Opening: A Seemingly Normal Evening
It was Friday, 8:00 PM, and my team was preparing to deploy an update for the order-service — the most critical microservice in the company’s order processing chain.
Everything was smooth. Tests passed. CI/CD was all green. I pressed the Deploy button to production with a terrifying level of confidence.
“Just a small rollout, should be fine…”
5 minutes later, Slack was screaming. The #alert, #ops, #order-system channels were burning red.
Grafana showed a strange spike: failed orders skyrocketed.
There were chilling log lines:
java.net.SocketException: Connection reset
org.apache.kafka.common.errors.TimeoutException
Connection refused: no further information
I froze. In just a few minutes, nearly a hundred orders vanished without a trace. They all stopped mid-process as if someone pressed “pause” then “delete”.
Investigation: Something’s Not Right
We held an emergency meeting. No code errors. No Kafka errors. No DB errors.
Only one thing matched perfectly: the failed orders all occurred at the exact moment the new version was deployed.
Someone on the team suddenly asked:
“Has anyone set up graceful shutdown for this service?”
I was speechless. Everything became clear:
The old pod had just received requests that weren’t finished processing when K8s sent the SIGTERM signal.
Spring Boot hadn’t been configured for graceful shutdown, so it killed everything, clean kill. Kafka hadn’t sent messages yet. DB hadn’t committed yet. Incomplete data was wiped clean.
Consequences: Production Collapsed Because of One Forgotten Config
No one thought forgetting one configuration line could create such consequences.
Nearly a hundred orders were lost, each had to be manually recovered.
4 hours of OT, a DevOps colleague and I sat restoring logs from Kafka to trace back requests.
An apology email to customers, along with compensation vouchers.
At that moment I just thought: “I wish I had known about this sooner.”
Awakening: How a Service Shuts Down Is as Important as How It Starts
I began researching graceful shutdown — a concept I had only skimmed before.
Lesson One: Enable “Conscientious” Shutdown
server:
shutdown: graceful
spring:
lifecycle:
timeout-per-shutdown-phase: 30s
This lets Spring wait for in-progress requests to complete before shutting down.
Lesson Two: Say Goodbye to Kafka Properly
@PreDestroy
public void cleanUp() {
kafkaProducer.flush();
kafkaProducer.close(Duration.ofSeconds(10));
log.info("Kafka producer closed.");
}
If you don’t close the producer properly, you’re sending messages into… the void.
Lesson Three: Don’t Forget Your Thread Pool
@Bean
public Executor taskExecutor() {
ThreadPoolTaskExecutor executor = new ThreadPoolTaskExecutor();
executor.setWaitForTasksToCompleteOnShutdown(true);
executor.setAwaitTerminationSeconds(30);
return executor;
}
Final Lesson: Readiness Probe Is a Lifesaver
@EventListener
public void onAppShutdown(ContextClosedEvent event) {
isReady.set(false); // readiness = false => K8s won't send new requests
}
If a Pod is shutting down but still receiving new requests, it’s like… a dying patient being called to work.
Conclusion
That incident was a painful but valuable lesson.

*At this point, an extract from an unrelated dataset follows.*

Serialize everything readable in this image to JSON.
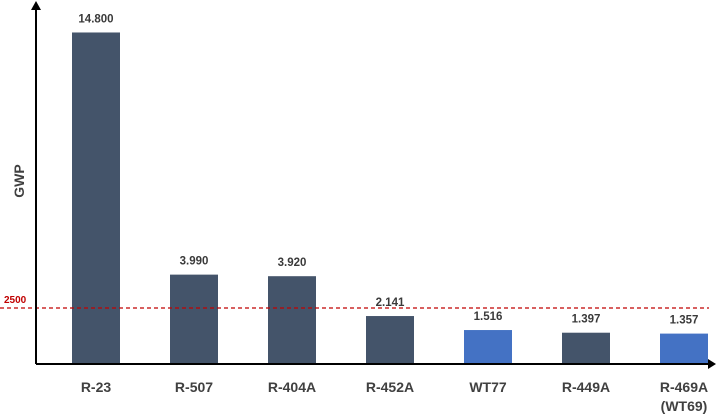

It taught me that a system doesn’t just need to be designed to run well, but also needs to be carefully prepared to stop properly.
In the world of microservices, where everything is tightly coupled and real-time, a service dying suddenly can create a domino effect, impacting data, user experience, and the reputation of the entire system.
Lessons learned:
-
Graceful shutdown is not optional — it’s mandatory. Especially for services handling requests, communicating with Kafka, RabbitMQ, databases, or third parties.
-
Always configure server.shutdown: graceful and appropriate timeout-per-shutdown-phase.
-
Ensure critical resources are properly closed:
- Kafka producer
- Thread pool
- DB connection
- External clients
-
Use readiness probes to prevent a shutting-down Pod from receiving new requests.
-
Thoroughly test shutdown scenarios in staging — don’t just test startup.
-
And finally: Avoid deploying on weekends if possible. Systems can fail, but production on-call staff also need time to live.
Writing good code is one thing. But operating systems safely and responsibly is another story — and one that’s often less talked about.
I hope this article helps you avoid experiencing a “dark Friday” like mine.